> A user compiling from source or using a distribution's package manager is unambiguously less harmful than having them rely on opaque binaries.
The question I have is: Is that really his argument? Because I guess I missed it. Please read it again, and then again. Because I think you may be seeing what you want to see. See my discussion re: the Rashomon quality of his writing.
The blog entry that really hit home for me re: what Drew is really about was "A megacorp is not your dream job". Drew, as far as I know, isn't speaking from some deep well of experience or knowledge ("I worked for Google and let me tell you..."). He also never makes an argument. After awhile you realize he's not really saying anything at all. It's fundamentally contentless (like this entry "bleh"). It's all just vibes, like Fox News's opinion journalism or Trump is just vibes.

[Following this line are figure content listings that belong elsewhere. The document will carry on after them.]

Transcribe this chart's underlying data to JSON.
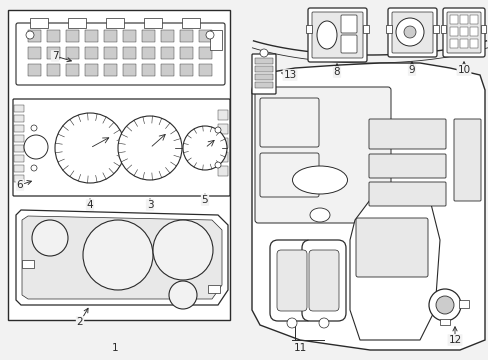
{
  "bg": "#f2f2f2",
  "lc": "#2a2a2a",
  "white": "#ffffff",
  "lgray": "#e8e8e8",
  "mgray": "#cccccc"
}
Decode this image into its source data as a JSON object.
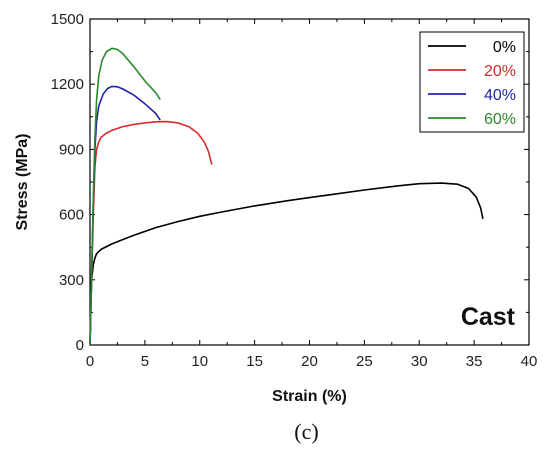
{
  "chart_data": {
    "type": "line",
    "xlabel": "Strain (%)",
    "ylabel": "Stress (MPa)",
    "xlim": [
      0,
      40
    ],
    "ylim": [
      0,
      1500
    ],
    "xticks": [
      0,
      5,
      10,
      15,
      20,
      25,
      30,
      35,
      40
    ],
    "yticks": [
      0,
      300,
      600,
      900,
      1200,
      1500
    ],
    "grid": false,
    "legend_position": "top-right",
    "annotation": "Cast",
    "panel_label": "(c)",
    "series": [
      {
        "name": "0%",
        "color": "#000000",
        "x": [
          0,
          0.15,
          0.3,
          0.45,
          0.6,
          1,
          2,
          4,
          6,
          8,
          10,
          12,
          15,
          18,
          20,
          22,
          25,
          28,
          30,
          32,
          33.5,
          34.5,
          35.2,
          35.6,
          35.8
        ],
        "y": [
          0,
          300,
          370,
          400,
          420,
          440,
          465,
          505,
          540,
          568,
          592,
          612,
          640,
          664,
          678,
          692,
          713,
          732,
          742,
          745,
          740,
          720,
          680,
          630,
          580
        ]
      },
      {
        "name": "20%",
        "color": "#d42a2a",
        "x": [
          0,
          0.15,
          0.3,
          0.45,
          0.6,
          0.8,
          1,
          1.5,
          2,
          3,
          4,
          5,
          6,
          7,
          8,
          9,
          9.8,
          10.4,
          10.8,
          11.1
        ],
        "y": [
          0,
          300,
          600,
          820,
          900,
          935,
          955,
          975,
          988,
          1005,
          1015,
          1022,
          1027,
          1028,
          1022,
          1005,
          975,
          935,
          890,
          830
        ]
      },
      {
        "name": "40%",
        "color": "#1f25a8",
        "x": [
          0,
          0.15,
          0.3,
          0.45,
          0.6,
          0.8,
          1.2,
          1.6,
          2,
          2.5,
          3,
          4,
          5,
          6,
          6.4
        ],
        "y": [
          0,
          320,
          650,
          900,
          1030,
          1100,
          1155,
          1180,
          1190,
          1188,
          1178,
          1150,
          1110,
          1065,
          1035
        ]
      },
      {
        "name": "60%",
        "color": "#2a8a2a",
        "x": [
          0,
          0.15,
          0.3,
          0.45,
          0.6,
          0.8,
          1.1,
          1.5,
          2,
          2.5,
          3,
          3.5,
          4,
          5,
          6,
          6.4
        ],
        "y": [
          0,
          330,
          680,
          950,
          1130,
          1240,
          1310,
          1350,
          1365,
          1360,
          1340,
          1310,
          1280,
          1215,
          1160,
          1130
        ]
      }
    ]
  }
}
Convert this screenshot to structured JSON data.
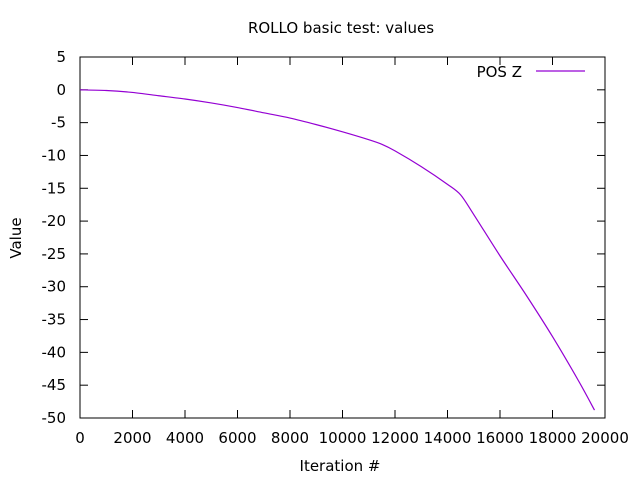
{
  "chart_data": {
    "type": "line",
    "title": "ROLLO  basic test: values",
    "xlabel": "Iteration #",
    "ylabel": "Value",
    "xlim": [
      0,
      20000
    ],
    "ylim": [
      -50,
      5
    ],
    "xticks": [
      0,
      2000,
      4000,
      6000,
      8000,
      10000,
      12000,
      14000,
      16000,
      18000,
      20000
    ],
    "yticks": [
      5,
      0,
      -5,
      -10,
      -15,
      -20,
      -25,
      -30,
      -35,
      -40,
      -45,
      -50
    ],
    "grid": false,
    "legend_position": "top-right",
    "series": [
      {
        "name": "POS Z",
        "color": "#9400d3",
        "x": [
          0,
          1000,
          2000,
          3000,
          4000,
          5000,
          6000,
          7000,
          8000,
          9000,
          10000,
          11000,
          11500,
          12000,
          13000,
          14000,
          14500,
          15000,
          16000,
          17000,
          18000,
          19000,
          19600
        ],
        "y": [
          0,
          -0.1,
          -0.4,
          -0.9,
          -1.4,
          -2.0,
          -2.7,
          -3.5,
          -4.3,
          -5.3,
          -6.4,
          -7.6,
          -8.3,
          -9.3,
          -11.7,
          -14.4,
          -16.0,
          -19.0,
          -25.3,
          -31.3,
          -37.6,
          -44.4,
          -48.8
        ]
      }
    ]
  }
}
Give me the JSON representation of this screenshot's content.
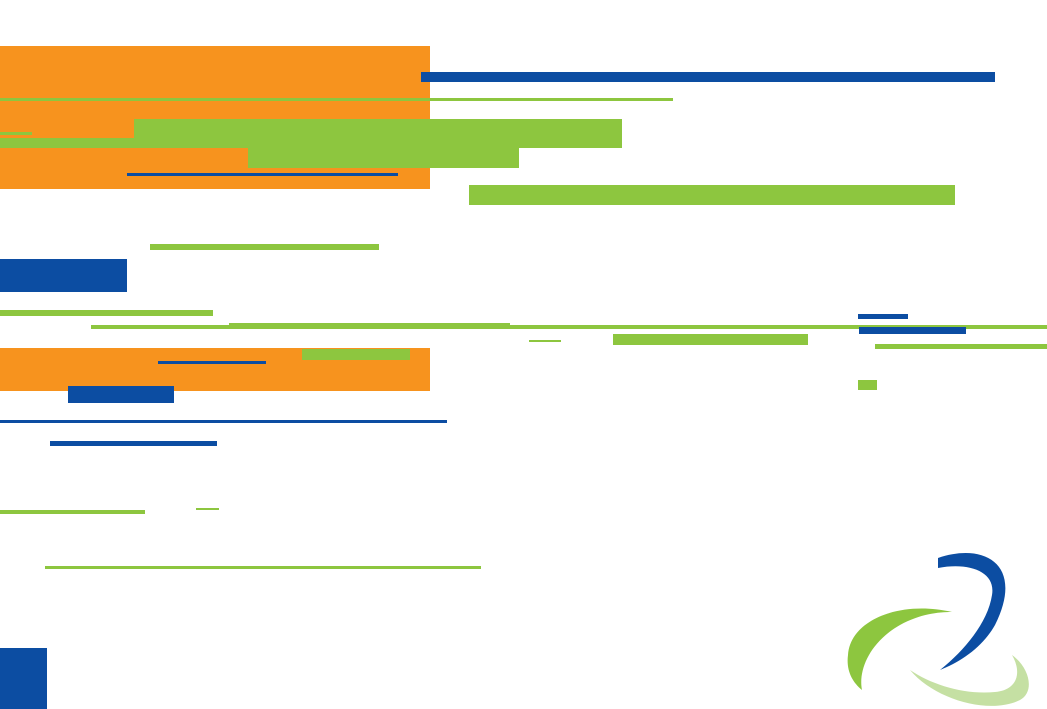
{
  "colors": {
    "orange": "#f7931e",
    "green": "#8dc63f",
    "light_green": "#c5e0a3",
    "blue": "#0c4da2",
    "background": "#ffffff"
  },
  "logo": {
    "icon": "swirl-logo-icon"
  }
}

Yes, that is his argument. I reread the post when you contested the first time, and I reread it again now, and it is unambiguously his argument.
> Drew, as far as I know, isn't speaking from some deep well of experience or knowledge
He worked for SpaceX, which is a multi-billion dollar company.
Oh yeah? Guess I'm too thick to get it then. FWIW, I don't see him ever mention reproducible binaries, and I don't see that post as being especially in favor of users compiling from source.
> He worked for SpaceX, which is a multi-billion dollar company.
I'm not sure what point you're trying to make? And I'm afraid you may be missing mine. He doesn't talk about his SpaceX experience in the post, and that fact only goes to underline my point. What he's talking about is not his experience, at least as far as we can discern, rather it's about the vibey-ness of the thing (Drew: "We all know Megacorps are evil...").
(And, wow, the fact he worked for SpaceX is hilarious given his views on FOSS. Tesla/SpaceX are terrible re: FOSS. Much, much worse than any FAANG.)